Is It Wrong to Want To Marry Rich?

December 18, 2025 by No Comments

Name: Shelly || Location: New york , New York |Question: Until recently, it has never been a goal of mine to find/trap/marry a man with money.  Generally speaking, I’ve always tried to judge a man by his character not his wallet.

Fast forward to 40 yrs old with a history of men who started out great, but ended up being jerks.  I just ordered Gini Polo’s book –  How to Marry the Rich.  She gives great, albeit manipulative advice on how to actively strategize how to meet and marry a rich man.  I feel like what the hell, a rich jerk is better than a poor jerk right?

Is it really so terrible to strategize to get someone of means rather than rely on love? Because honestly, not sure that I believe in love.  |Age: 40

Okay. I have a feeling this one could possibly spin out of control.

Here’s what I hear:

“I have bad taste in men. Rather than fix myself, I figured it would be easier to just keep going after the same type of guy, only with a lot of money. Thoughts?”

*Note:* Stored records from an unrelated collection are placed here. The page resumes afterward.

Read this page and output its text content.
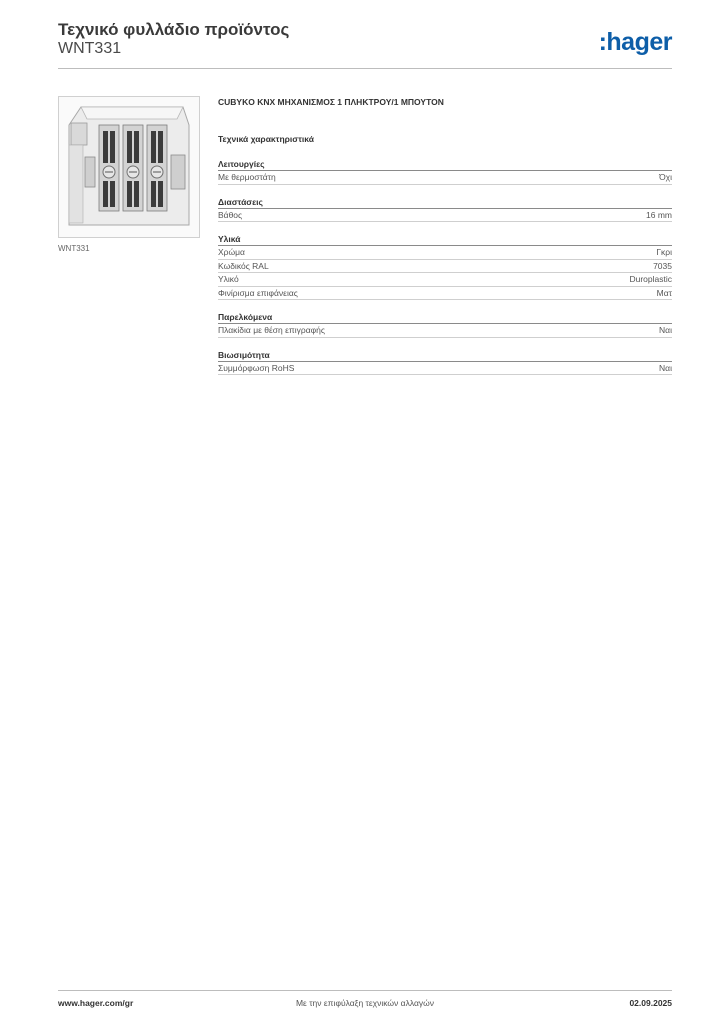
Τεχνικό φυλλάδιο προϊόντος

WNT331	:hager
WNT331
CUBYKO KNX ΜΗΧΑΝΙΣΜΟΣ 1 ΠΛΗΚΤΡΟΥ/1 ΜΠΟΥΤΟΝ
Τεχνικά χαρακτηριστικά
Λειτουργίες
Με θερμοστάτη	Όχι
Διαστάσεις
Βάθος	16 mm
Υλικά
Χρώμα	Γκρι
Κωδικός RAL	7035
Υλικό	Duroplastic
Φινίρισμα επιφάνειας	Ματ
Παρελκόμενα
Πλακίδια με θέση επιγραφής	Ναι
Βιωσιμότητα
Συμμόρφωση RoHS	Ναι
www.hager.com/gr	Με την επιφύλαξη τεχνικών αλλαγών	02.09.2025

If you don’t believe in love, then I don’t understand how you could possibly believe in marriage. But then, everybody has their own definition and uses for such things. If I thought you were serious about this change in direction, I’d probably be a bit more harsh. But I don’t think you are. I think you’re burnt out, as we all get, and feeling a little hopeless. That’s a dangerous place to be. Stick around there too long, and you’ll stay there. Get out. Get out of that place in your head. Now. Start a project. Develop some goals that have nothing to do with dating. Save up for  a fabulous trip that you’ll take alone. Do some home redecorating. Organize your closets. Join a book club. Do something that gets you out of this unhealthy place. And cut off or minimize your contact with women who feel the same.

I think what depresses me most about this letter is that it’s just another example of a situation where a woman would rather give up on dating all together or settle for someone who treats her poorly rather than do the work that, if anything else, would make her a happier, more well-adjusted person.

You think that the money and all the trappings involved with such a person would compensate for the lack of emotional support, rapport and fantastic sex? It won’t. It will leave you feeling as empty and hopeless as you feel right now.

Listen. Dating is hard. Especially in Manhattan. But the whole point of sifting through the bad apples is to find that one juicy, red one. You won’t even notice the tiny bruises because you’ll be so enamored with the taste and the long…stem. And they are out there. Please believe me. All those things that people say about how it happens when you least expect it? Kinda true. But when you sit and you stew and you complain and focus on what hasn’t worked, you just end up stuck in the same place, dating the same type of person over and over.

You have the ability to make the changes necessary. Which sounds like less work…changing the things you have control over, or trying to change the things you can’t control? Yes, you may never meet someone. But you’ll have done so many great things for yourself that your life will be fulfilling in other ways. Or maybe you will find that great love, only it won’t be exactly how you pictured it, because you’ve opened up your mind and your heart.

You need to open yourself up to the possibilities that lie before you instead of shutting down. That’s what so many women do, and it’s the wrong move. You want to be a quitter? Is that who you are? Is that what you want to look back on at 50? That you just gave up? I can’t imagine a worse fate. I really can’t.